American apparently killed by tribe's arrows on remote island is identified
NEW DELHI -- An American adventurer who kayaked to a remote Indian island populated by a tribe known for shooting at outsiders with bows and arrows has been killed, police said Wednesday. Dependera Pathak, director-general of police on India's Andaman and Nicobar Islands, identified the American as John Allen Chau and said he told a hotel he was 26 years old.
Chau was apparently shot and killed by arrows, but the cause of death can't be confirmed until his body is recovered, Pathak told The Associated Press.
Pathak said seven fishermen have been arrested for helping the American reach North Sentinel Island. The Sentinelese people are resistant to outsiders and often attack anyone who comes near, and visits to the island are heavily restricted by the government.
"It was a case of misdirected adventure," Pathak said.
Police have approached anthropologists with contacts on the island in an effort to visit and recover the body, Pathak said.
He said Chau arrived in the area on Oct. 16 and stayed in a hotel while he prepared to travel to the island. It was not his first time in the region: Chau had visited the Andaman and Nicobar Islands in 2015 and 2016, Pathak said. North Sentinel is in the Andaman Islands at the intersection of the Bay of Bengal and Andaman Sea.
Chau organized his visit to the island through a friend who hired seven fishermen for $325 to take him there on a boat, which also towed his kayak, Pathak said.
Chau went ashore in his kayak on Nov. 15 and sent the boat with the fishermen out to sea to avoid detection, Pathak said. He interacted with some of the tribespeople, offering gifts such as a football and fish. But the tribespeople became angry and shot an arrow at him, hitting a book he was carrying, Pathak said.
After his kayak was damaged, Chau swam back to the fishermen's boat, which was waiting at a prearranged location. He spent the night writing about his experiences on pages that he then handed gave the fishermen, Pathak said. He set out again to meet the tribespeople on Nov. 16.
What happened then isn't known. But on the morning of the following day, the waiting fishermen watched from a distance as the tribesmen dragged Chau's body. They left for Port Blair, the capital of the Andaman and Nicobar Islands, where they broke the news to Chau's friend, who in turn notified his family, Pathak said.
He said the family got in touch with Indian police and U.S. consular officials.
Police charged the seven fishermen with endangering the life of the American by taking him to a prohibited area, Pathak said.

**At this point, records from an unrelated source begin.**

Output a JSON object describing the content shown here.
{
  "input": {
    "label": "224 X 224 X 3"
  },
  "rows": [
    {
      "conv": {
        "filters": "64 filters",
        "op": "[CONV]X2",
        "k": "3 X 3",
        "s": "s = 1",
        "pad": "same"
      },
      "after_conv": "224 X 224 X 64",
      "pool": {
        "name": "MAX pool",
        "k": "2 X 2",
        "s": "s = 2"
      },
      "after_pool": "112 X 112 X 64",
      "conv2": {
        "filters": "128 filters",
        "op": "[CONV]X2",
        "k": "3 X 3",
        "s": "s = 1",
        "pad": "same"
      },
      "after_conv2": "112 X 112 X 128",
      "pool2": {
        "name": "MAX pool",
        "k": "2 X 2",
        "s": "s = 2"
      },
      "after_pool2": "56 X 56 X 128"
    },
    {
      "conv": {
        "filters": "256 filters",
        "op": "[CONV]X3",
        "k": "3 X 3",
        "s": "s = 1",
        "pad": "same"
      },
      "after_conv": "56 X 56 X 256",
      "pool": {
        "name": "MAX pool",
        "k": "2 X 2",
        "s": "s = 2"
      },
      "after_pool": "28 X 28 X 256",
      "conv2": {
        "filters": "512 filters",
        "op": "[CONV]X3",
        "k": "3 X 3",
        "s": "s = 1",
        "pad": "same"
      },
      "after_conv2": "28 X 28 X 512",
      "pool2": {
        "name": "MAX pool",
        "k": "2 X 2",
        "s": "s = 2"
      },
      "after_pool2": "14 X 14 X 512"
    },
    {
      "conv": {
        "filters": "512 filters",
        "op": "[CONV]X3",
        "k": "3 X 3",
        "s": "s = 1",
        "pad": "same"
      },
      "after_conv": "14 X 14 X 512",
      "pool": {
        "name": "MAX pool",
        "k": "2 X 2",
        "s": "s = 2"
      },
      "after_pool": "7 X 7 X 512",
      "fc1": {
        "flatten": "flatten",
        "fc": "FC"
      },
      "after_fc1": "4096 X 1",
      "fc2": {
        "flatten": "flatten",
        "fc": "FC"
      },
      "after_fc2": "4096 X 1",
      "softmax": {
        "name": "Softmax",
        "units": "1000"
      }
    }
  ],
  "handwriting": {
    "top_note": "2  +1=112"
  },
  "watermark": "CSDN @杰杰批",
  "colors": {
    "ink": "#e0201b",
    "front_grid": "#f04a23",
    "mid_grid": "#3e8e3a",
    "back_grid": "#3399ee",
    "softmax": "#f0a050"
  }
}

"I love to explore," Chau told the Outbound Collective four years ago. "So whether it's trekking through dense old growth forests near the Chilliwack River [on the US-Canada border], finding a rumoured waterfall in the jungles of the Andamans, or just wandering around a city to get a feel for the vibes, I'm an explorer at heart."
Kathleen Hosie, spokeswoman for the U.S. Consulate in Chennai, the capital of India's southern Tamil Nadu state, said she was aware of reports concerning an American in the islands but could not comment further due to privacy considerations.
Survival International, an organization that works for the rights of tribal people, said the killing of the American should prompt Indian authorities to properly protect the lands of the Sentinelese and other Andaman tribes.
"The British colonial occupation of the Andaman Islands decimated the tribes living there, wiping out thousands of tribespeople, and only a fraction of the original population now survives. So the Sentinelese fear of outsiders is very understandable," Stephen Corry, the group's director, said in a statement.
Shiv Viswanathan, a social scientist and a professor at Jindal Global Law School, said North Sentinel Island was a protected area and not open to tourists. "The exact population of the tribe is not known, but it is declining. The government has to protect them," Viswanathan said.
Poachers are known to fish illegally in the waters around the island, catching turtles and diving for lobsters and sea cucumbers. Tribespeople killed two Indian fishermen in 2006 when their boat broke loose and drifted onto the shore.
After a 2004 tsunami devastated the region, an Indian coast guard commander, Anil Thapliyal, said he spotted a lone tribesman on the island.
"There was a naked Sentinelese man," Thapliyal told The Associated Press. "He came out and shot an arrow at the helicopter."